Weakly chaotic attractors of an intermittent map defined on the complex unit circle arise in an analogy with a recurrence relation of the scattering matrix associated with wave transport through locally periodic structures of consecutive sizes. It is demonstrated that the fixed-point solution (infinite iteration time or scattering structure size) of the relation corresponds to an average of the scattering matrix over a set, or “ensemble”, of systems of all sizes. This ergodic property implies the analyticity of the scattering matrix $S$ and the existence of its “ensemble” average $〈S〉$, called the optical $S$-matrix.

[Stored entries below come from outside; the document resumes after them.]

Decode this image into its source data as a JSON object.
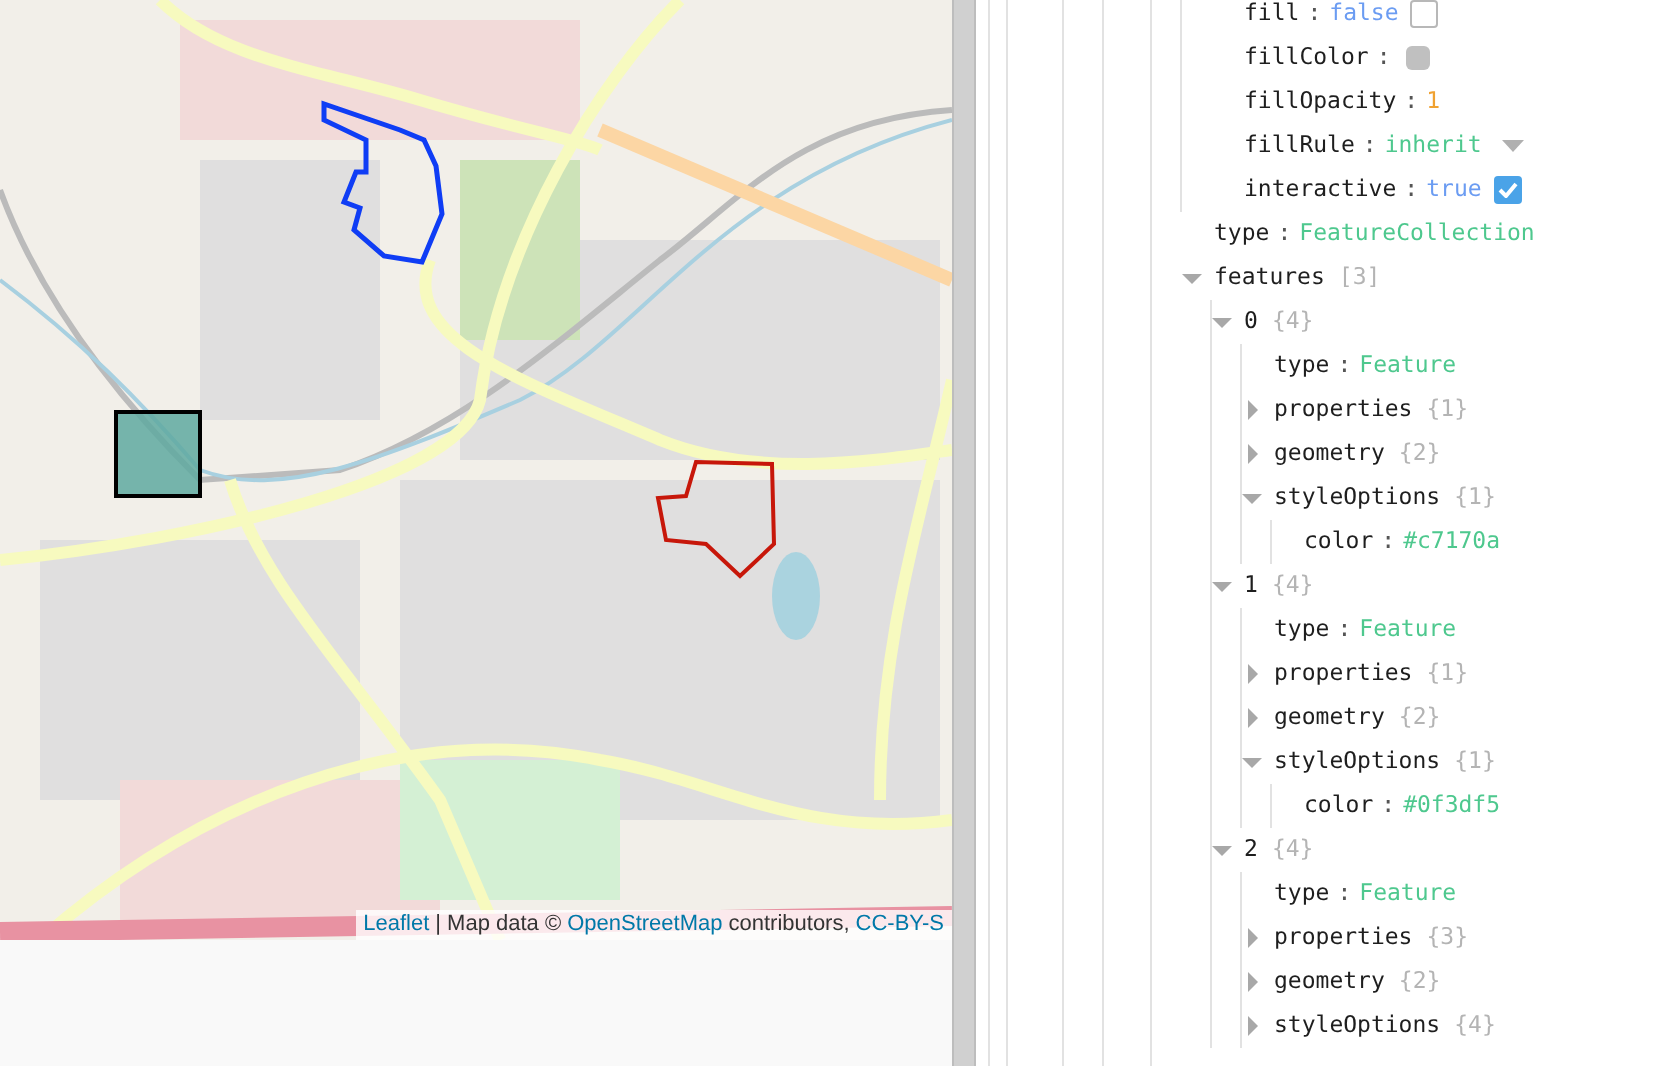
{
  "map": {
    "attribution": [
      {
        "kind": "link",
        "text": "Leaflet"
      },
      {
        "kind": "text",
        "text": "| Map data ©"
      },
      {
        "kind": "link",
        "text": "OpenStreetMap"
      },
      {
        "kind": "text",
        "text": "contributors,"
      },
      {
        "kind": "link",
        "text": "CC-BY-S"
      }
    ]
  },
  "inspector": {
    "style_options_tail": [
      {
        "key": "fill",
        "sep": ":",
        "kind": "boolean",
        "value": "false",
        "checked": false
      },
      {
        "key": "fillColor",
        "sep": ":",
        "kind": "swatch",
        "color": "#c0c0c0"
      },
      {
        "key": "fillOpacity",
        "sep": ":",
        "kind": "number",
        "value": "1"
      },
      {
        "key": "fillRule",
        "sep": ":",
        "kind": "select",
        "value": "inherit"
      },
      {
        "key": "interactive",
        "sep": ":",
        "kind": "boolean",
        "value": "true",
        "checked": true
      }
    ],
    "tree": [
      {
        "key": "type",
        "sep": ":",
        "kind": "string",
        "value": "FeatureCollection"
      },
      {
        "key": "features",
        "kind": "group",
        "count": "[3]",
        "expanded": true,
        "children": [
          {
            "key": "0",
            "kind": "group",
            "count": "{4}",
            "expanded": true,
            "children": [
              {
                "key": "type",
                "sep": ":",
                "kind": "string",
                "value": "Feature"
              },
              {
                "key": "properties",
                "kind": "group",
                "count": "{1}",
                "expanded": false
              },
              {
                "key": "geometry",
                "kind": "group",
                "count": "{2}",
                "expanded": false
              },
              {
                "key": "styleOptions",
                "kind": "group",
                "count": "{1}",
                "expanded": true,
                "children": [
                  {
                    "key": "color",
                    "sep": ":",
                    "kind": "string",
                    "value": "#c7170a"
                  }
                ]
              }
            ]
          },
          {
            "key": "1",
            "kind": "group",
            "count": "{4}",
            "expanded": true,
            "children": [
              {
                "key": "type",
                "sep": ":",
                "kind": "string",
                "value": "Feature"
              },
              {
                "key": "properties",
                "kind": "group",
                "count": "{1}",
                "expanded": false
              },
              {
                "key": "geometry",
                "kind": "group",
                "count": "{2}",
                "expanded": false
              },
              {
                "key": "styleOptions",
                "kind": "group",
                "count": "{1}",
                "expanded": true,
                "children": [
                  {
                    "key": "color",
                    "sep": ":",
                    "kind": "string",
                    "value": "#0f3df5"
                  }
                ]
              }
            ]
          },
          {
            "key": "2",
            "kind": "group",
            "count": "{4}",
            "expanded": true,
            "children": [
              {
                "key": "type",
                "sep": ":",
                "kind": "string",
                "value": "Feature"
              },
              {
                "key": "properties",
                "kind": "group",
                "count": "{3}",
                "expanded": false
              },
              {
                "key": "geometry",
                "kind": "group",
                "count": "{2}",
                "expanded": false
              },
              {
                "key": "styleOptions",
                "kind": "group",
                "count": "{4}",
                "expanded": false
              }
            ]
          }
        ]
      }
    ]
  }
}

We find that the invariant density of the map that governs the sample-to-sample fluctuations of coherent transport is given by the Poisson kernel of potential theory, and consequently the distribution of $S$ is uniquely determined by $〈S〉$ which depends only on the transport properties of a single scattering cell. The theoretical distribution, closely related to the Cauchy distribution, shows perfect agreement with numerical results for a chain of delta potentials. A consequence of our findings is the a priori knowledge of $〈S〉$ without the customary resort to experimental data.

类似地，在复杂单位圆上定义的间歇图的弱混沌吸引子以与通过连续大小的局部周期性结构的波传输相关的散射矩阵的递归关系类推地出现。证明了该关系的定点解（无限迭代时间或散射结构大小）对应于一组或所有大小系统的“集合”上散射矩阵的平均值。这种遍历特性暗示了散射矩阵的解析性$\mathrm{小号}$ 及其“整体”平均值的存在 $〈\mathrm{小号}〉$，称为光学 $\mathrm{小号}$-矩阵。我们发现，控制相干输运的样本间波动的图的不变密度由势能理论的泊松核给出，因此，$\mathrm{小号}$ 由...唯一决定 $〈\mathrm{小号}〉$这仅取决于单个散射池的传输特性。与柯西分布密切相关的理论分布显示出与一系列δ电位的数值结果完全吻合。我们发现的结果是先验知识$〈\mathrm{小号}〉$ 无需惯用实验数据。